Namespace Lucene.Net.Replicator
Files replication framework
The Replicator allows replicating files between a server and client(s). Producers publish revisions and consumers update to the latest revision available. ReplicationClient is a helper utility for performing the update operation. It can be invoked either manually or periodically by starting an update thread. HttpReplicator can be used to replicate revisions by consumers that reside on a different node than the producer.
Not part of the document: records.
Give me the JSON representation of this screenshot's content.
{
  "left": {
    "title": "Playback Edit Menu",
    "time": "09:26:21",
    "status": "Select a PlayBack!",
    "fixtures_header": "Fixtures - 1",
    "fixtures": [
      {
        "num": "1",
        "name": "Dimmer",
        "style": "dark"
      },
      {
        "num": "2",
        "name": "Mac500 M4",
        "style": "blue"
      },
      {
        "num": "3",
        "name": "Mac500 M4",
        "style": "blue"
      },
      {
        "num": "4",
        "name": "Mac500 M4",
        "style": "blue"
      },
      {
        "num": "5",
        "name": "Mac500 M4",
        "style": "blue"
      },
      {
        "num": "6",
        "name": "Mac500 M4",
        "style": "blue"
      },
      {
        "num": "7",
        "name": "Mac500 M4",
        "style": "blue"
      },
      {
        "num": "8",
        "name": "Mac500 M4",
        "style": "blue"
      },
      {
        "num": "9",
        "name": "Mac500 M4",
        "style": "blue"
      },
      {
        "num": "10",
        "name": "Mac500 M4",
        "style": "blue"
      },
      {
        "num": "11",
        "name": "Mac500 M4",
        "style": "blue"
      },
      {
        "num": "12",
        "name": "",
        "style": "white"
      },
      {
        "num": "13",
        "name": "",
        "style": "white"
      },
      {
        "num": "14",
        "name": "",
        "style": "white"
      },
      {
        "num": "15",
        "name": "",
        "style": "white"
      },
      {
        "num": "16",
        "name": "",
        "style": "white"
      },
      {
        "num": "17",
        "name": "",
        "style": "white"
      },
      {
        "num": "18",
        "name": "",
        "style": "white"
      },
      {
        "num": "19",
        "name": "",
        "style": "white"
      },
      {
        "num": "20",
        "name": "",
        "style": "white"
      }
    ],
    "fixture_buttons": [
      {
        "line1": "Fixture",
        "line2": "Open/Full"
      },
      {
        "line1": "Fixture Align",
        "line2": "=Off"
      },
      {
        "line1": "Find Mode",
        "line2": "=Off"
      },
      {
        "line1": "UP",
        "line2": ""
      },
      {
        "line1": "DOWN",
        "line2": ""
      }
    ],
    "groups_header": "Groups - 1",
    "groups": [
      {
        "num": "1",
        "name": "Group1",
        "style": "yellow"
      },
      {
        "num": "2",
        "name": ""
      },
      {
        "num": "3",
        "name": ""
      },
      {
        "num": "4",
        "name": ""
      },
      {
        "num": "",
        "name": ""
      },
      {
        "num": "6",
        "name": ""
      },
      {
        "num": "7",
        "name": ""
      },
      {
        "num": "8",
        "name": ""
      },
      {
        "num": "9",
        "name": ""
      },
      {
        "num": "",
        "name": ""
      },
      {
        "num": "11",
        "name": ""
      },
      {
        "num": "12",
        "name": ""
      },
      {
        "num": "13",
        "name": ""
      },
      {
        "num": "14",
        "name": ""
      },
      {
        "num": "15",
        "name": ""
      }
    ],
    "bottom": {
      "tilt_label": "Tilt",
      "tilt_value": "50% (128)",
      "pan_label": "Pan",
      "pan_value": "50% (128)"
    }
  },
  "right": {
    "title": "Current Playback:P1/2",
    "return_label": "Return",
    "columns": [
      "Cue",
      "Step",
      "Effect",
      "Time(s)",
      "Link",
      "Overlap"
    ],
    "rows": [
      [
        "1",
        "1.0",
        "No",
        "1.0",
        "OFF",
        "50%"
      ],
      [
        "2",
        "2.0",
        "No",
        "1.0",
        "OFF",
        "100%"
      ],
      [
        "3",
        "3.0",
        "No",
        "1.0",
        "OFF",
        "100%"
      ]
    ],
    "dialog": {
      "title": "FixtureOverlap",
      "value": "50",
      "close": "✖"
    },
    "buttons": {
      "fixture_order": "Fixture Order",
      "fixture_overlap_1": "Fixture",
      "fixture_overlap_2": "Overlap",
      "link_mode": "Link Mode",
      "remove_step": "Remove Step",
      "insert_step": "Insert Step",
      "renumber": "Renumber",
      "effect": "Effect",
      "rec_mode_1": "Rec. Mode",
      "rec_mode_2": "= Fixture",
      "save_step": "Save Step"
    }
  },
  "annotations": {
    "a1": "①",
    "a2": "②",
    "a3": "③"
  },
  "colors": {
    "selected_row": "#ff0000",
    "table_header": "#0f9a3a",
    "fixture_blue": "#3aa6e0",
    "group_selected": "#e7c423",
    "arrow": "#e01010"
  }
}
The replication framework supports replicating any type of files, with built-in support for a single search index as well as an index and taxonomy pair. For a single index, the application should publish an IndexRevision and set IndexReplicationHandler on the client. For an index and taxonomy pair, the application should publish an IndexAndTaxonomyRevision and set IndexAndTaxonomyReplicationHandler on the client.
When the replication client detects that there is a newer revision available, it copies the files of the revision and then invokes the handler to complete the operation (e.g. copy the files to the index directory, sync them, reopen an index reader etc.). By default, only files that do not exist in the handler's current revision files are copied, however this can be overridden by extending the client.
Using the ReplicatorService
Because there are a number of different hosting frameworks to choose from on .NET and they don't implement common abstractions for requests and responses, the ReplicatorService provides abstractions so that it can be integrated easily into any of these frameworks.
To integrate the replicator into an existing hosting framework, the IReplicationRequest and IReplicationResponse interfaces must be implemented for the chosen framework.
An ASP.NET Core Implementation
Below is an example of how these wrappers can be implemented for the ASP.NET Core framework. The example only covers the absolute minimum needed in order for it to become functional within ASP.NET Core.
It does not go as far as to implement custom middleware, action results for controllers or anything else, while this would be a natural to do, such implementations extends beyond the scope of this document.
ASP.NET Core Request Wrapper
The first thing to do is to wrap the ASP.NET Core Request object in a class that implements the IReplicationRequest interface. This is very straight forward.
// Wrapper class for the Microsoft.AspNetCore.Http.HttpRequest
public class AspNetCoreReplicationRequest : IReplicationRequest
{
private readonly HttpRequest request;
// Inject the actual request object in the constructor.
public AspNetCoreReplicationRequest(HttpRequest request)
=> this.request = request;
// Provide the full path relative to the host.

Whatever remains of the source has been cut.